LARNE Museum is set to dispose of dozens of old newspapers, maps and books in its collection unless a new home can be found for them.
Staff at the museum have set about cataloguing and organising over 16,000 items in a bid to ensure that only relevant objects are held in the archives.
And Larne Council has now granted them permission to dispose of a number of items, including issues of the Larne Reporter newspaper dating back to 1883. The copies of the now-defunct paper have been described as being “badly covered in black mould and illegible”, with the potential to damage the rest of the collection. Copies of the Larne Reporter, which was published from 1865-1904, are available on microfilm in Larne Library.
Old issues of the Larne Times and Weekly Telegraph from 1894 and 1904, as well as a copy of the Larne Times from 1945, will also be disposed of as they are “in very poor condition, badly torn and disintegrating”. The Larne Times and Weekly Telegraph (1893-1936) is also available on microfilm, and the museum holds bound copies of the Larne Times.
Several issues of old national newspapers, including the Belfast Telegraph and the Daily Herald, are also listed for disposal. Museum staff said copies of these papers “are all held elsewhere for research purposes, and space in the store can be better attributed to other items”.

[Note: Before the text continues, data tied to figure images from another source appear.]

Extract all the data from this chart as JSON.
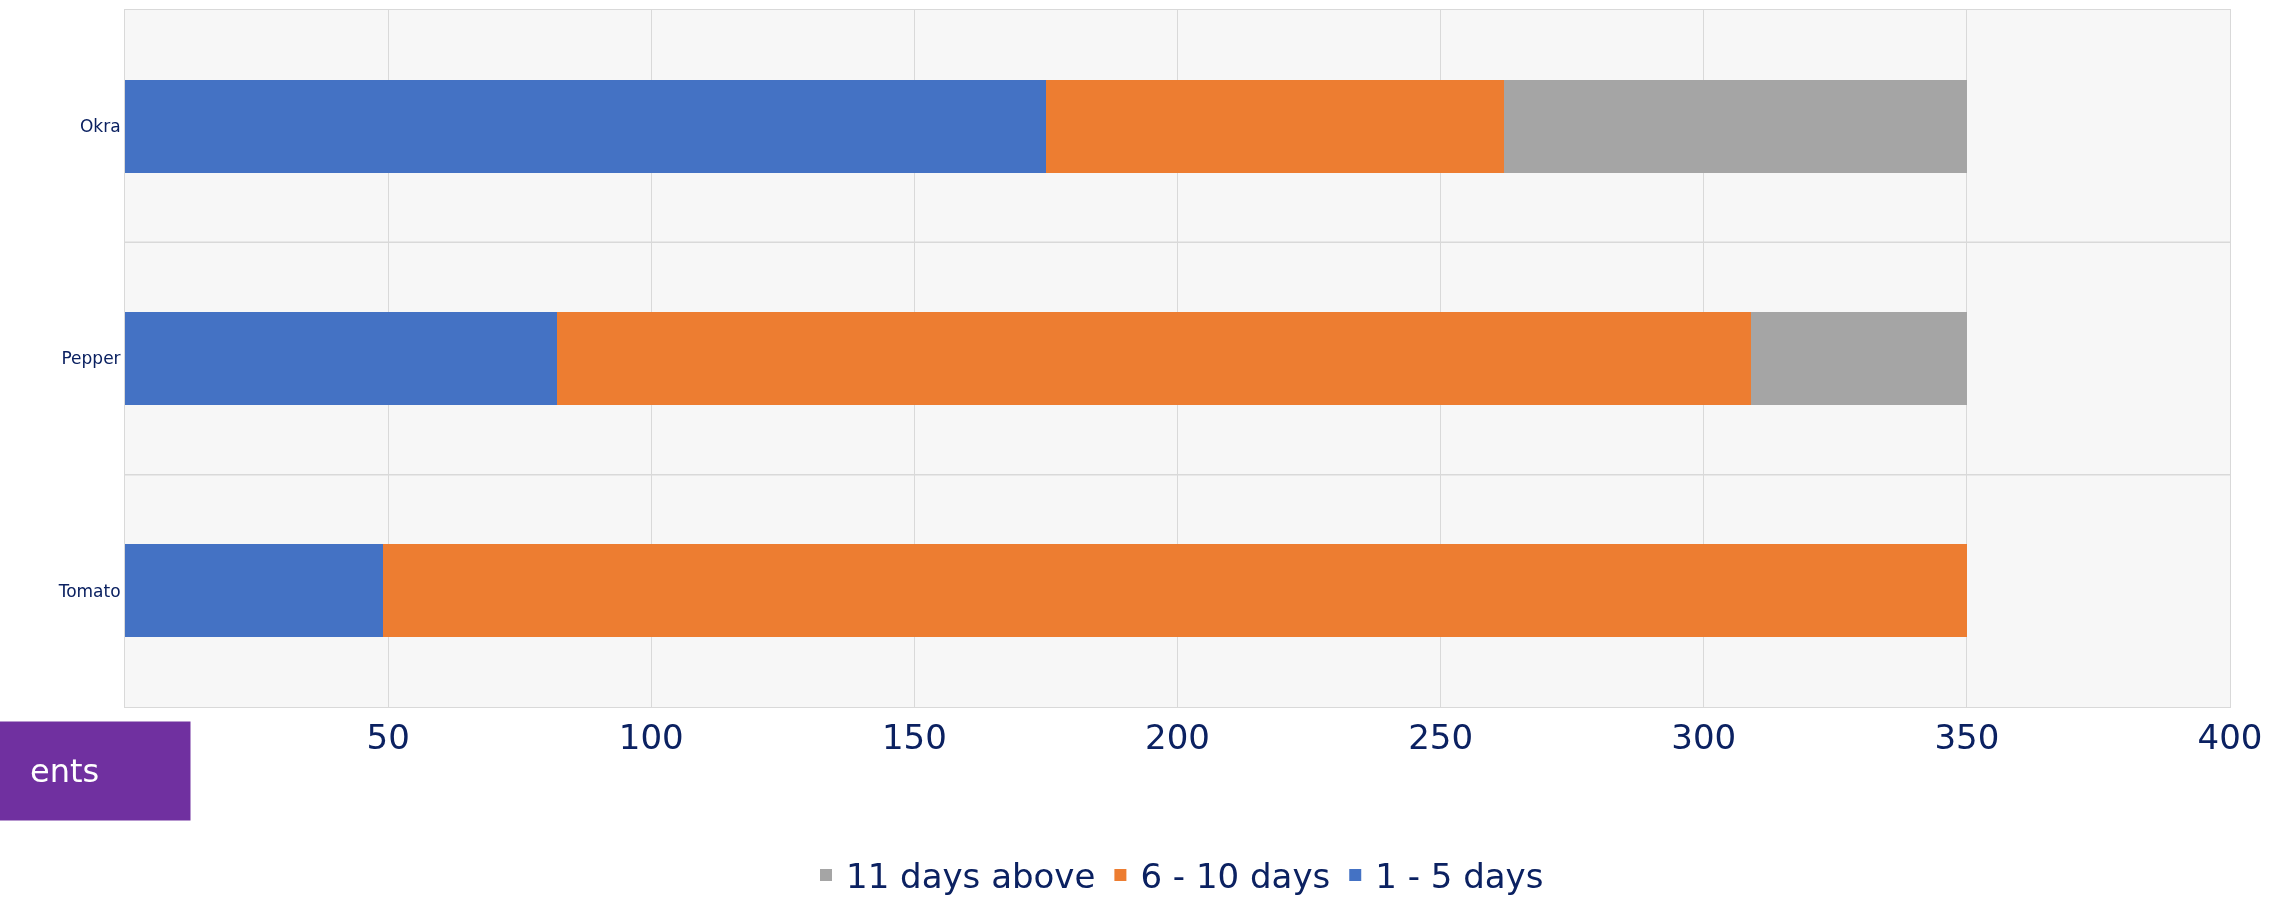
{
  "chart_data": {
    "type": "bar",
    "orientation": "horizontal",
    "stacked": true,
    "categories": [
      "Okra",
      "Pepper",
      "Tomato"
    ],
    "series": [
      {
        "name": "1 - 5 days",
        "color": "#4472c4",
        "values": [
          175,
          82,
          49
        ]
      },
      {
        "name": "6 - 10 days",
        "color": "#ed7d31",
        "values": [
          87,
          227,
          301
        ]
      },
      {
        "name": "11 days above",
        "color": "#a5a5a5",
        "values": [
          88,
          41,
          0
        ]
      }
    ],
    "xlim": [
      0,
      400
    ],
    "xticks": [
      {
        "value": 0,
        "label": null
      },
      50,
      100,
      150,
      200,
      250,
      300,
      350,
      400
    ],
    "grid": "x",
    "legend": "bottom",
    "annotations": [
      "ents"
    ]
  }
}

Finally, almost 20 maps from around the world are also to be disposed of, with staff stating that the items are “of no obvious use and there is therefore no point storing them”. It was added that these maps would most likely not be of any use to a school of youth group, as the names of countries and cities will have changed since their publication.
Before getting rid of the items, staff will first investigate whether they may be transferred to another museum where they would be more relevant. If this option cannot be done, then items will be put on a general list for any other museum that may be interested in them. Failing that, the items will be disposed of “in an appropriate matter”.
A representative for the museum said: “The museum has a duty of care to all items in its collection, and there are ethical considerations that staff must work around, but we cannot continue to hold items that have no relevance to Larne Museum.”